Copies of our research results (films and rushes on VHS cassettes, copies of the photographs and sound recordings) will be made available to the Centre as a permanent exhibition, and could be used as a community based resource for income generating activities. Once the Centre is being managed and functioning in a sustainable manner as a community based organisation, the research team and the community will both have come the full circle in terms of participating in research and applying that research in community development projects.

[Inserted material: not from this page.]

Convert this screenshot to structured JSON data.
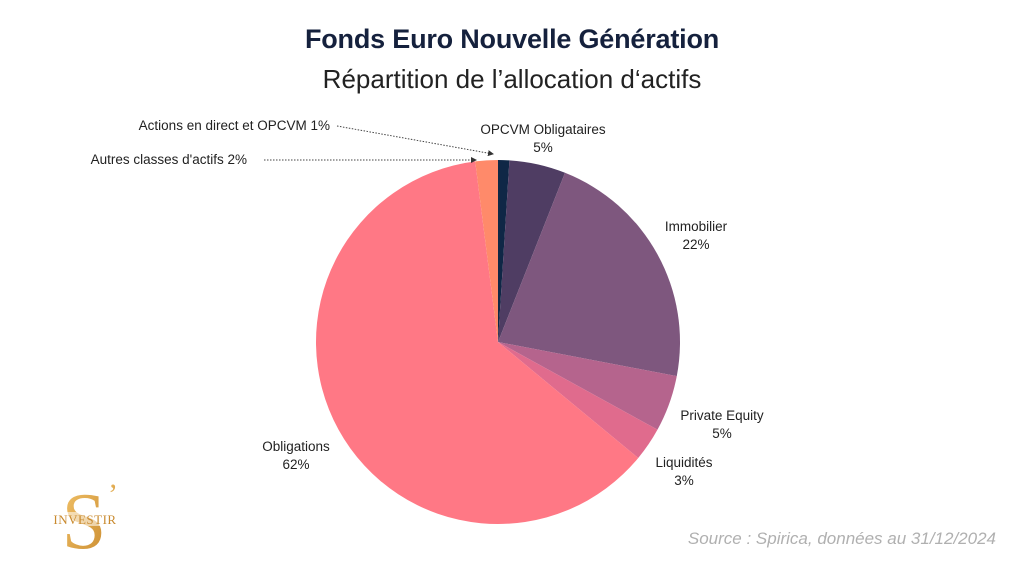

In 2002, we initiated the creation of a Triangular Research Pole (TRP) between the Department of African Languages at the University of Namibia (UNAM), the Laboratory of Visual and Sound Anthropologies of the Contemporary World of the University of Paris7 and The Ovahimba Years Project, with initial financial assistance by the French Ministry of Foreign Affairs. The principal aim of the Triangular Research Pole is to promote research in Namibia and academic exchange between France and Namibia.
In July 2002, the Franco-Namibian Cultural Centre hosted an exhibition « The Ovahimba Years Work in Progress ». The exhibition presented a slice of Ovahimba life in the form of performances by a youth group of Etanga, sounds capes of everyday and ritual sounds, photographs, drawings, video images, films, and a lecture series. Further exhibitions are under consideration in South Africa, France, and the UK. Such exhibitions will be accompanied by Ovahimba performances, scholarly lectures, and film screenings. An educational dimension, in the form of exchanges between Ovahimba and foreign cattle farmers, will be organised for each of the exhibition countries.
We are in the process of archiving our collection of data collected in the field over the years. Each text, photograph, drawing, sound, and video recording is catalogued and cross-referenced on computer. Video and sound recordings are duplicated and transcribed, photographs are scanned and stored on CD, and texts are edited and translated.
During the course of this year, the Etanga Community Resource Centre will be built and initial implementation will begin and continue into next year. Implementation of the Centre involves seeking support for equipment and initial training, soliciting voluntary and training organisations, in constant liaison with members of the community of Etanga.
The Ovahimba Years project is now into its seventh year of research and community development in Etanga. The years of research provided us with insights and knowledge of the community that have been valuable in the application of development projects. In turn, the observations that we have made in development projects, have contributed to our research studies. We are participating in a process whereby the community is taking their own development in hand, and in doing so, is creating the premises to preserve their identity whilst participating more fully in the larger world context.